The Aug. 4 blast is believed to have been detonated by thousands of tonnes of ammonium nitrate stored for seven years at a portside warehouse. More than 150 people were killed in the explosion, thousands more were injured and an estimated 300,000 residents were left homeless.
Canada’s additional aid was announced just hours after Lebanese Prime Minister Hassan Diab announced the resignation of his government following days of angry protests. He blamed the blast on “the result of endemic corruption.”
Canada has been a long-standing partner in bringing assistance to the people of Lebanon before the explosion, Gould said, including an allocation of $47 million this year alone, made through trusted partners, to address the pre-existing crisis.

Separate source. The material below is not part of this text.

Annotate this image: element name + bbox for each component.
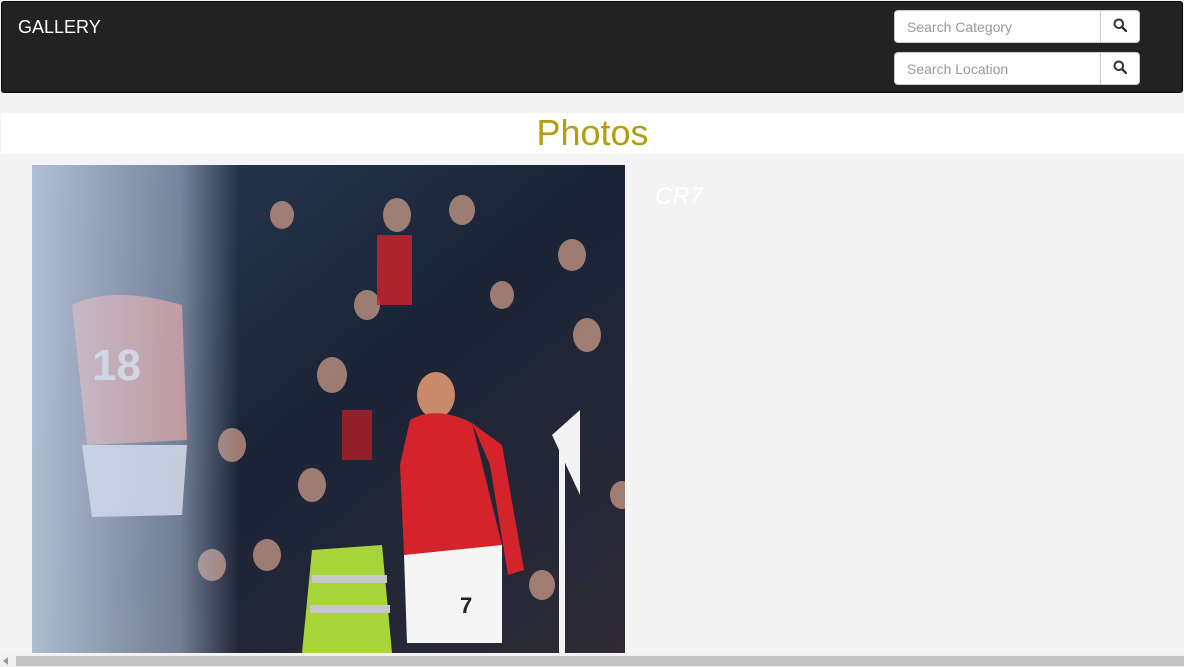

“Canada will continue to be there. That’s one of the reasons why we announced the additional $25 million: recognizing that the situation in Lebanon was already significantly challenged before the explosion last Tuesday, and now it’s only going to be even more difficult because of this.”
The country has been led by a political ruling class, made up mostly of former civil war-era leaders, and it is being blamed for incompetence and mismanagement that contributed to the explosion.
This has sparked protests of anger, which led to clashes between security forces and demonstrators Saturday in central Beirut over the weekend.
Gould said Canada is monitoring the situation on the ground, and is providing consular assistance to Canadians in Beirut, thanks to the reopening of the Canadian embassy in the Lebanese capital on Monday.
She could not provide details about Canadians in Lebanon who may want to come to Canada, citing a lack of clarity about this information at this time.